WASHINGTON, D.C. --- The Roadway Safety Foundation (RSF) and the Federal Highway Administration (FHWA) in November recognized 14 local programs and one national program from 10 states across the country for their efforts to reduce fatalities and injuries on the nation's highways.

"The roster of award winners represents the most dynamic and creative highway safety programs, and sets a standard for others to follow," said Greg Cohen, executive director of the Roadway Safety Foundation. "These projects help prevent traffic crashes and fatalities, and assist in fighting the national epidemic of more than 37,000 road deaths and 2.5 million injuries that occur on our nation's roadways every year."

Roadway Safety Award recipients were evaluated on three criteria -- innovation, effectiveness, and efficient use of resources. Program categories included infrastructure improvements, operational improvements and program planning, development and evaluation. The award recipients were selected from more than 100 entries received.

"This award ceremony is a good opportunity to shine a light on the nation's most innovative road safety projects and programs that eliminate or sharply reduce highway deaths across the United States," said U.S. Transportation Secretary Ray LaHood. "We can never stop looking for new and creative ways to make driving and traveling safer."

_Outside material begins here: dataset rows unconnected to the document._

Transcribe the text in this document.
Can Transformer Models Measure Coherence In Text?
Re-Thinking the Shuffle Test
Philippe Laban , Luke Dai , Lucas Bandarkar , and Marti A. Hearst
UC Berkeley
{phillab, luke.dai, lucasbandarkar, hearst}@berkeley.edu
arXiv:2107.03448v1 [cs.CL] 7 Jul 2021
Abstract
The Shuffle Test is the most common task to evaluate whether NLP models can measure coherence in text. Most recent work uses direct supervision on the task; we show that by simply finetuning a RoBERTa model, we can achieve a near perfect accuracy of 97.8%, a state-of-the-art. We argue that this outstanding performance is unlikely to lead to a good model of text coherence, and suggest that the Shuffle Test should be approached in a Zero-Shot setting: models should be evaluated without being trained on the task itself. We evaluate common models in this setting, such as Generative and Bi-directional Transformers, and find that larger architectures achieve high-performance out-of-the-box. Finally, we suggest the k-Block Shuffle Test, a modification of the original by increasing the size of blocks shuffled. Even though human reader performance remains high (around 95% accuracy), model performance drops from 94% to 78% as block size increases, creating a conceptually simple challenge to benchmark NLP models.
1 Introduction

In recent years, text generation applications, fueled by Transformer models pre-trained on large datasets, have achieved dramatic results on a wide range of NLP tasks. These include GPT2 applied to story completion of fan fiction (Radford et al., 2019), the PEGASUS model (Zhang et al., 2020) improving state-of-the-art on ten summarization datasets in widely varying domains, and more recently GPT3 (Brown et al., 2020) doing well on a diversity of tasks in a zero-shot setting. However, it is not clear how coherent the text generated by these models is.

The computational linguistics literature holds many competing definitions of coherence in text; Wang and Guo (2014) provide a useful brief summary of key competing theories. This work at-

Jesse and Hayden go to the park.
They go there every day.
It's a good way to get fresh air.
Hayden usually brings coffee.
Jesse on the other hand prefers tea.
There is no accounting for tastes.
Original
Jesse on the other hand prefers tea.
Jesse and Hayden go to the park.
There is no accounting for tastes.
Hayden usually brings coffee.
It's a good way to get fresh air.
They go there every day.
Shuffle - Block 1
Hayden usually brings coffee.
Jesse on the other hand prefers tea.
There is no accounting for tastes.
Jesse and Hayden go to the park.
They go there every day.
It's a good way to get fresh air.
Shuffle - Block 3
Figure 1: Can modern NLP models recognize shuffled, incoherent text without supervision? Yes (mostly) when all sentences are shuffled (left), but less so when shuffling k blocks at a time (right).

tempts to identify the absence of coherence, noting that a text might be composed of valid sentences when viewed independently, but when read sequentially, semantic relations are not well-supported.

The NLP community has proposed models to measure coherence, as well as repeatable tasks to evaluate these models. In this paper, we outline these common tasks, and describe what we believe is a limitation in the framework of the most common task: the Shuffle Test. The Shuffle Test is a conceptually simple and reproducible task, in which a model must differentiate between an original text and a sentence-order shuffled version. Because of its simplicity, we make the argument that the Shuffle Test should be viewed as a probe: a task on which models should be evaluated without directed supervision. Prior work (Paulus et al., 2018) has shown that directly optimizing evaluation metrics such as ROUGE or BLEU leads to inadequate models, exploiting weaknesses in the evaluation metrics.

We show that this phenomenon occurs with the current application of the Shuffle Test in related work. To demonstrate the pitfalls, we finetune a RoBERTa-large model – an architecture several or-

This year's honorees include:

Operational Improvements Category:

  • Ticketing Aggressive Cars and Trucks (TACT) (Nationwide): The TACT program of The Federal Motor Carrier Safety Administration is an education and enforcement program to reduce unsafe driving practices involving cars and large trucks.
  • Senior Zones (FL) Hillsborough County: Florida's "Senior Zones" campaign worked with assisted-living facilities on major roads and with high traffic volumes to incorporate reduced speed zones with solar-powered warning flashers, thermo-plastic speed markings, driveway access signs, and look-down cameras to detect the presence of pedestrians.
  • Operation Teen Safe Driving (IL): Illinois' peer-to-peer teen driving program challenged teens to develop a school-wide program that would have a positive impact on teen drivers. The program, which was conducted completely by teens, was met with huge success, with a 40 percent reduction in teen driving deaths from 2007-2008.